Dalam kalimat tersebut sudah jelas bahwa bangsa Indonesia merupakan bangsa yang mengakui adanya Tuhan dan menghargai kepercayaan akan adanya Tuhan tersebut. Tidak disebutkan satu atau dua agama melainkan Tuhanlah yang menjadi objek dari sila pertama tersebut.

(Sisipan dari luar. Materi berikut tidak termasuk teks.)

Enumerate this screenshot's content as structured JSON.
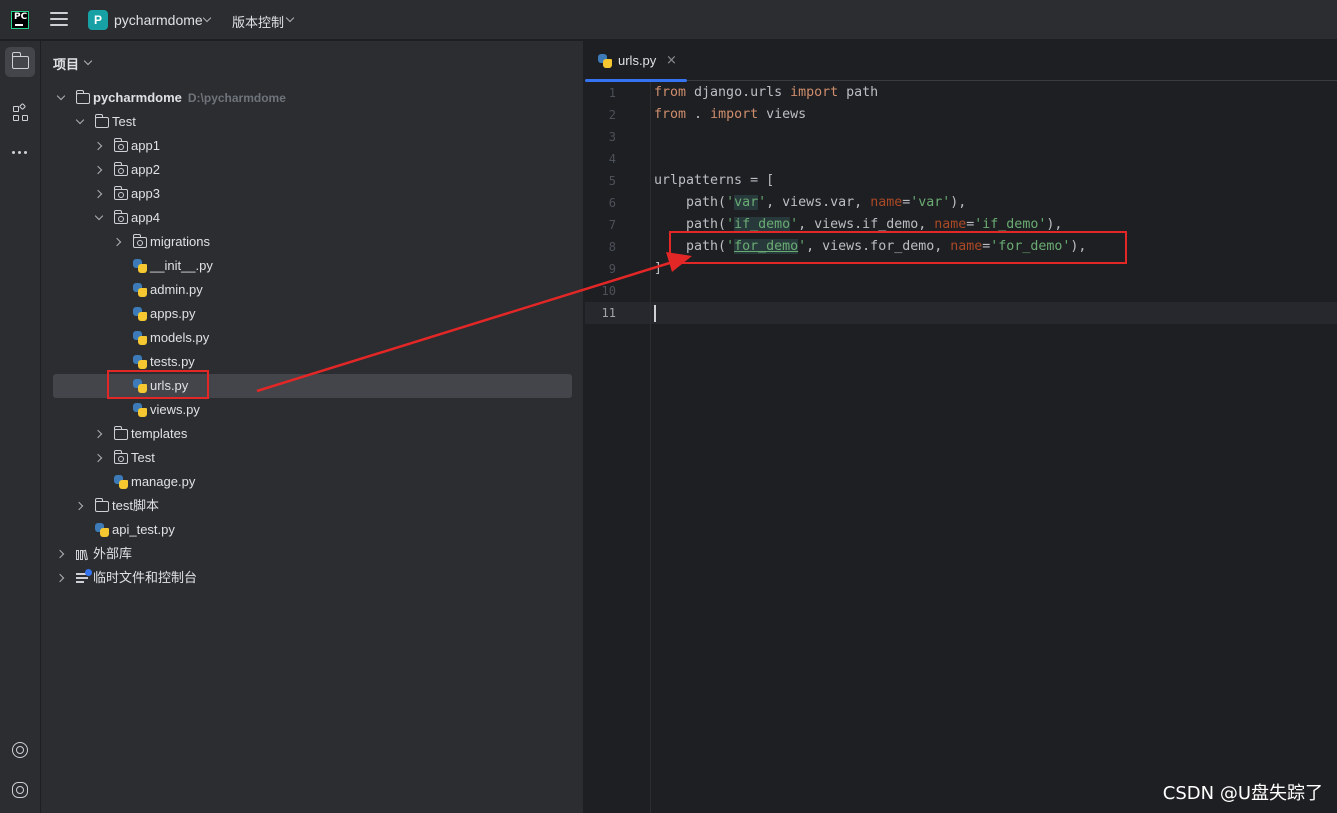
{
  "titlebar": {
    "logo_text": "PC",
    "project_badge": "P",
    "project_name": "pycharmdome",
    "vcs_label": "版本控制"
  },
  "toolstrip": {
    "icons": [
      "project-folder-icon",
      "structure-icon",
      "more-icon",
      "ai-assistant-icon",
      "python-console-icon"
    ]
  },
  "project_panel": {
    "title": "项目",
    "tree": [
      {
        "label": "pycharmdome",
        "path": "D:\\pycharmdome",
        "type": "folder",
        "expanded": true
      },
      {
        "label": "Test",
        "type": "folder",
        "expanded": true
      },
      {
        "label": "app1",
        "type": "package",
        "expanded": false
      },
      {
        "label": "app2",
        "type": "package",
        "expanded": false
      },
      {
        "label": "app3",
        "type": "package",
        "expanded": false
      },
      {
        "label": "app4",
        "type": "package",
        "expanded": true
      },
      {
        "label": "migrations",
        "type": "package",
        "expanded": false
      },
      {
        "label": "__init__.py",
        "type": "python"
      },
      {
        "label": "admin.py",
        "type": "python"
      },
      {
        "label": "apps.py",
        "type": "python"
      },
      {
        "label": "models.py",
        "type": "python"
      },
      {
        "label": "tests.py",
        "type": "python"
      },
      {
        "label": "urls.py",
        "type": "python",
        "selected": true
      },
      {
        "label": "views.py",
        "type": "python"
      },
      {
        "label": "templates",
        "type": "folder",
        "expanded": false
      },
      {
        "label": "Test",
        "type": "package",
        "expanded": false
      },
      {
        "label": "manage.py",
        "type": "python"
      },
      {
        "label": "test脚本",
        "type": "folder",
        "expanded": false
      },
      {
        "label": "api_test.py",
        "type": "python"
      },
      {
        "label": "外部库",
        "type": "library",
        "expanded": false
      },
      {
        "label": "临时文件和控制台",
        "type": "scratches",
        "expanded": false
      }
    ]
  },
  "editor": {
    "tab_label": "urls.py",
    "tab_close": "×",
    "line_numbers": [
      "1",
      "2",
      "3",
      "4",
      "5",
      "6",
      "7",
      "8",
      "9",
      "10",
      "11"
    ],
    "current_line": 11,
    "code": {
      "l1_from": "from",
      "l1_mod": " django.urls ",
      "l1_import": "import",
      "l1_name": " path",
      "l2_from": "from",
      "l2_mod": " . ",
      "l2_import": "import",
      "l2_name": " views",
      "l5": "urlpatterns = [",
      "l6_a": "    path(",
      "l6_s1a": "'",
      "l6_s1b": "var",
      "l6_s1c": "'",
      "l6_b": ", views.var, ",
      "l6_p": "name",
      "l6_eq": "=",
      "l6_s2": "'var'",
      "l6_c": "),",
      "l7_a": "    path(",
      "l7_s1a": "'",
      "l7_s1b": "if_demo",
      "l7_s1c": "'",
      "l7_b": ", views.if_demo, ",
      "l7_p": "name",
      "l7_eq": "=",
      "l7_s2": "'if_demo'",
      "l7_c": "),",
      "l8_a": "    path(",
      "l8_s1a": "'",
      "l8_s1b": "for_demo",
      "l8_s1c": "'",
      "l8_b": ", views.for_demo, ",
      "l8_p": "name",
      "l8_eq": "=",
      "l8_s2": "'for_demo'",
      "l8_c": "),",
      "l9": "]"
    }
  },
  "watermark": "CSDN @U盘失踪了",
  "colors": {
    "annotation_red": "#e32626",
    "accent_blue": "#3574f0",
    "keyword": "#cf8e6d",
    "string": "#6aab73"
  }
}
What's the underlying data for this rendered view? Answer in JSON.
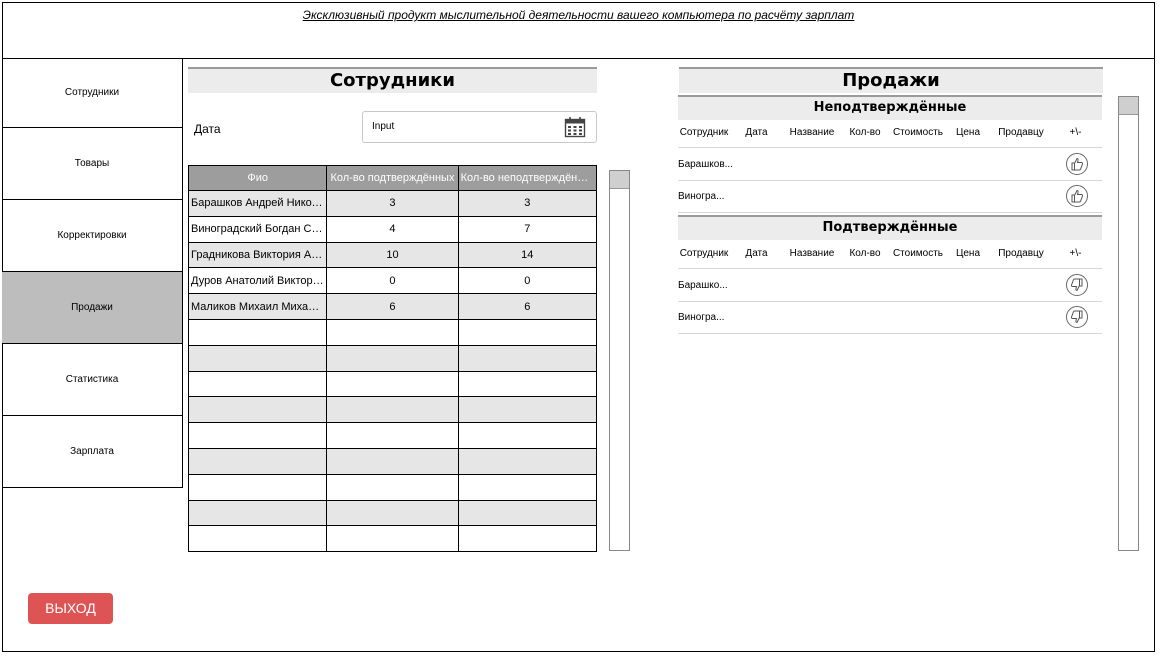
{
  "header": {
    "title": "Эксклюзивный продукт мыслительной деятельности вашего компьютера по расчёту зарплат"
  },
  "sidebar": {
    "items": [
      {
        "label": "Сотрудники"
      },
      {
        "label": "Товары"
      },
      {
        "label": "Корректировки"
      },
      {
        "label": "Продажи",
        "active": true
      },
      {
        "label": "Статистика"
      },
      {
        "label": "Зарплата"
      }
    ]
  },
  "employees": {
    "title": "Сотрудники",
    "date_label": "Дата",
    "date_input_value": "Input",
    "columns": [
      "Фио",
      "Кол-во подтверждённых",
      "Кол-во неподтверждённых"
    ],
    "rows": [
      {
        "name": "Барашков Андрей Николаевич",
        "confirmed": "3",
        "unconfirmed": "3"
      },
      {
        "name": "Виноградский Богдан Сергеевич",
        "confirmed": "4",
        "unconfirmed": "7"
      },
      {
        "name": "Градникова Виктория Андреевна",
        "confirmed": "10",
        "unconfirmed": "14"
      },
      {
        "name": "Дуров Анатолий Викторович",
        "confirmed": "0",
        "unconfirmed": "0"
      },
      {
        "name": "Маликов Михаил Михайлович",
        "confirmed": "6",
        "unconfirmed": "6"
      }
    ],
    "empty_rows": 9
  },
  "sales": {
    "title": "Продажи",
    "unconfirmed": {
      "title": "Неподтверждённые",
      "columns": [
        "Сотрудник",
        "Дата",
        "Название",
        "Кол-во",
        "Стоимость",
        "Цена",
        "Продавцу",
        "+\\-"
      ],
      "rows": [
        {
          "employee": "Барашков..."
        },
        {
          "employee": "Виногра..."
        }
      ],
      "action_icon": "thumbs-up-icon"
    },
    "confirmed": {
      "title": "Подтверждённые",
      "columns": [
        "Сотрудник",
        "Дата",
        "Название",
        "Кол-во",
        "Стоимость",
        "Цена",
        "Продавцу",
        "+\\-"
      ],
      "rows": [
        {
          "employee": "Барашко..."
        },
        {
          "employee": "Виногра..."
        }
      ],
      "action_icon": "thumbs-down-icon"
    }
  },
  "exit_button": {
    "label": "ВЫХОД"
  },
  "colors": {
    "accent": "#de5454",
    "active_nav": "#bdbdbd",
    "table_header": "#9d9d9d",
    "row_alt": "#e6e6e6"
  }
}
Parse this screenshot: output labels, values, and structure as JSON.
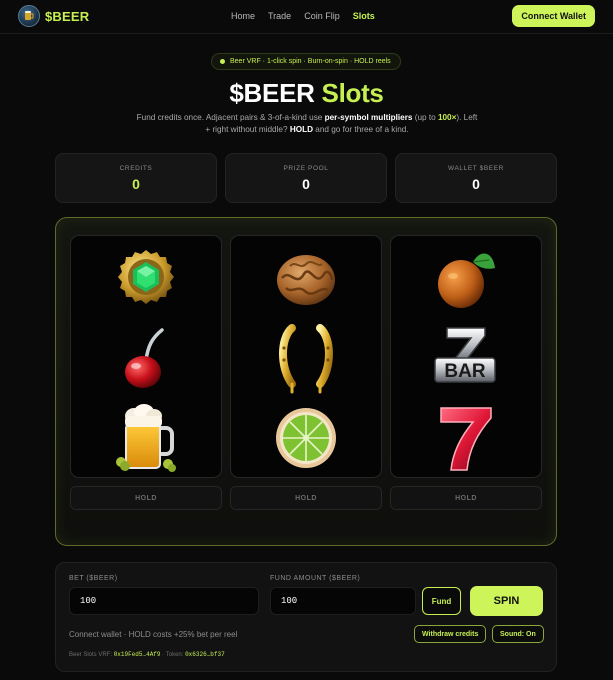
{
  "nav": {
    "brand": "$BEER",
    "links": [
      {
        "label": "Home",
        "active": false
      },
      {
        "label": "Trade",
        "active": false
      },
      {
        "label": "Coin Flip",
        "active": false
      },
      {
        "label": "Slots",
        "active": true
      }
    ],
    "connect_label": "Connect Wallet"
  },
  "hero": {
    "pill": "Beer VRF · 1-click spin · Burn-on-spin · HOLD reels",
    "title_main": "$BEER",
    "title_accent": "Slots",
    "subtitle_1": "Fund credits once. Adjacent pairs & 3-of-a-kind use ",
    "subtitle_bold": "per-symbol multipliers",
    "subtitle_2": " (up to ",
    "subtitle_max": "100×",
    "subtitle_3": "). Left + right without middle? ",
    "subtitle_hold": "HOLD",
    "subtitle_4": " and go for three of a kind."
  },
  "stats": [
    {
      "label": "CREDITS",
      "value": "0"
    },
    {
      "label": "PRIZE POOL",
      "value": "0"
    },
    {
      "label": "WALLET $BEER",
      "value": "0"
    }
  ],
  "reels": [
    {
      "symbols": [
        "bottle-cap-emerald",
        "cherry",
        "beer-mug"
      ],
      "hold_label": "HOLD"
    },
    {
      "symbols": [
        "walnut",
        "golden-horseshoe",
        "lime-slice"
      ],
      "hold_label": "HOLD"
    },
    {
      "symbols": [
        "orange-fruit",
        "bar-seven",
        "red-seven"
      ],
      "hold_label": "HOLD"
    }
  ],
  "bar_text": "BAR",
  "controls": {
    "bet_label": "BET ($BEER)",
    "bet_value": "100",
    "fund_label": "FUND AMOUNT ($BEER)",
    "fund_value": "100",
    "fund_button": "Fund",
    "spin_button": "SPIN",
    "note": "Connect wallet · HOLD costs +25% bet per reel",
    "withdraw_button": "Withdraw credits",
    "sound_button": "Sound: On",
    "vrf_label": "Beer Slots VRF:",
    "vrf_address": "0x19Fed5…4Af9",
    "token_label": "· Token:",
    "token_address": "0x6326…bf37"
  },
  "colors": {
    "accent": "#c6ef52",
    "background": "#0a0a0a",
    "panel": "#151515"
  }
}
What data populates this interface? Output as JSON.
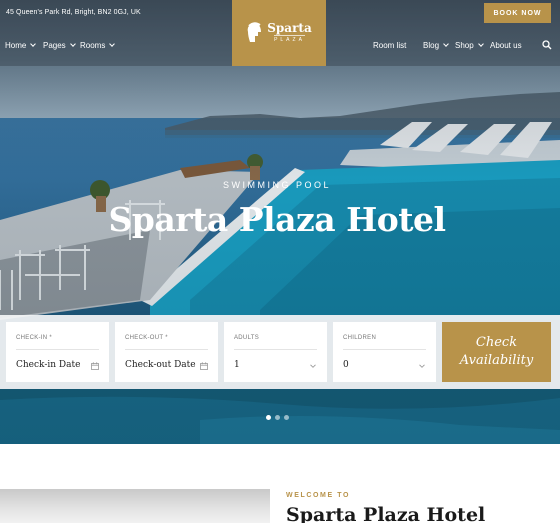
{
  "header": {
    "address": "45 Queen's Park Rd, Bright, BN2 0GJ, UK",
    "book_now": "BOOK NOW",
    "logo": {
      "name": "Sparta",
      "sub": "PLAZA"
    },
    "nav_left": [
      {
        "label": "Home",
        "has_dropdown": true
      },
      {
        "label": "Pages",
        "has_dropdown": true
      },
      {
        "label": "Rooms",
        "has_dropdown": true
      }
    ],
    "nav_right": [
      {
        "label": "Room list",
        "has_dropdown": false
      },
      {
        "label": "Blog",
        "has_dropdown": true
      },
      {
        "label": "Shop",
        "has_dropdown": true
      },
      {
        "label": "About us",
        "has_dropdown": false
      }
    ],
    "search_icon": "search-icon"
  },
  "hero": {
    "subtitle": "SWIMMING POOL",
    "title": "Sparta Plaza Hotel",
    "slides": 3,
    "active_slide": 1
  },
  "booking": {
    "checkin": {
      "label": "CHECK-IN *",
      "value": "Check-in Date",
      "icon": "calendar-icon"
    },
    "checkout": {
      "label": "CHECK-OUT *",
      "value": "Check-out Date",
      "icon": "calendar-icon"
    },
    "adults": {
      "label": "ADULTS",
      "value": "1",
      "icon": "chevron-down-icon"
    },
    "children": {
      "label": "CHILDREN",
      "value": "0",
      "icon": "chevron-down-icon"
    },
    "button": "Check Availability"
  },
  "about": {
    "welcome": "WELCOME TO",
    "title": "Sparta Plaza Hotel"
  },
  "colors": {
    "accent": "#b8934a",
    "white": "#ffffff",
    "text_dark": "#1a1a1a"
  }
}
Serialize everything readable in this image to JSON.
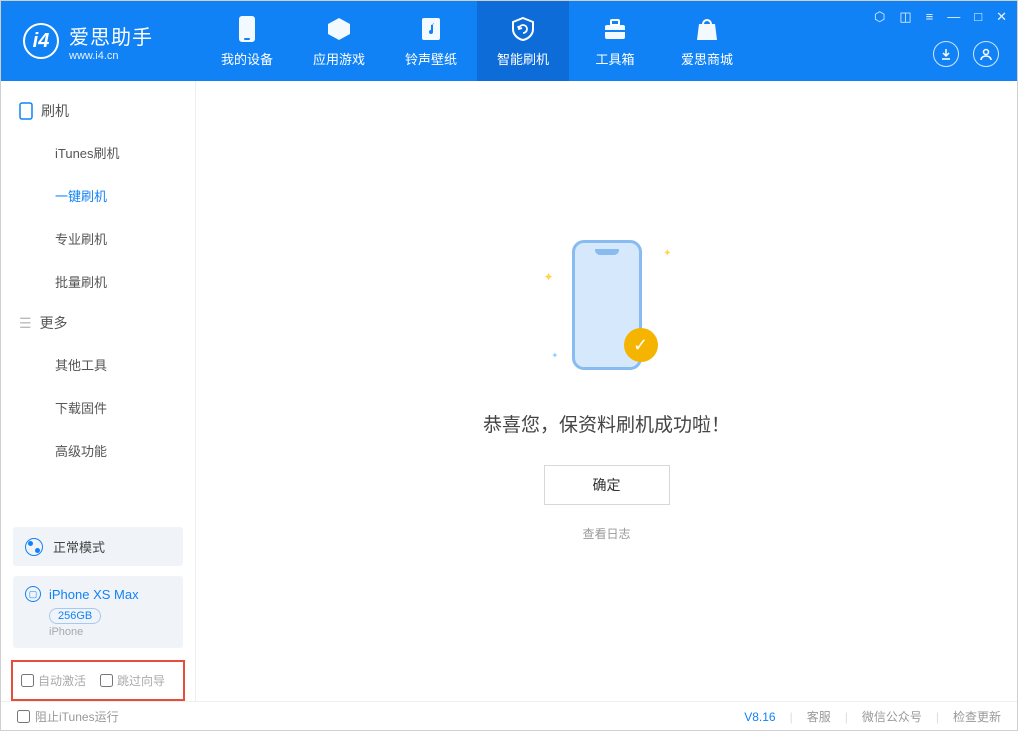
{
  "app": {
    "name": "爱思助手",
    "domain": "www.i4.cn"
  },
  "tabs": {
    "device": "我的设备",
    "apps": "应用游戏",
    "ring": "铃声壁纸",
    "flash": "智能刷机",
    "tools": "工具箱",
    "store": "爱思商城"
  },
  "sidebar": {
    "group1": "刷机",
    "items1": {
      "itunes": "iTunes刷机",
      "oneclick": "一键刷机",
      "pro": "专业刷机",
      "batch": "批量刷机"
    },
    "group2": "更多",
    "items2": {
      "other": "其他工具",
      "fw": "下载固件",
      "adv": "高级功能"
    }
  },
  "device": {
    "mode": "正常模式",
    "name": "iPhone XS Max",
    "storage": "256GB",
    "type": "iPhone"
  },
  "options": {
    "auto_activate": "自动激活",
    "skip_guide": "跳过向导"
  },
  "main": {
    "success": "恭喜您，保资料刷机成功啦！",
    "ok": "确定",
    "view_log": "查看日志"
  },
  "footer": {
    "block_itunes": "阻止iTunes运行",
    "version": "V8.16",
    "service": "客服",
    "wechat": "微信公众号",
    "update": "检查更新"
  }
}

Masih sadarkah kita bahwa bangsa Indonesia tersusun dari berbagai agama? Masih sadarkah kita bahwa pancasila merupakan sebuah dasar hukum yang universal bagi seluruh bangsa Indonesia? Bila memang kita masih memiliki kesadaran tersebut, tentu kita akan mengerti bahwa sila pertama benar-benar menjadi representasi kebutuhan dari setiap umat beragama.
Kebebasan beragama
Entah sejak kapan isu SARA mudah sekali untuk menjadi penyulut perpecahan. Saya tak tahu dengan pastinya. Namun, jauh sebelum itu, mari samakan persepsi tentang isu yang menyinggung SARA. Bagi saya sendiri, berkata, “Saya beragama A”, tidak termasuk menyinggung SARA. Toh, saya hanya mengungkapkan agama saya apa. Ketika rekan-rekan saya berkata, “Agama saya B”, itu juga tidak masalah, toh ia hanya mengungkapkan bahwa dia beragama B. justru dengan mengetahui agama rekan-rekan kita, kita makin bisa menghormati agama yang mereka anut. Bagaimana bisa kita menghormati agama seseorang ketika kita tidak tau agama yang orang tersebut anut?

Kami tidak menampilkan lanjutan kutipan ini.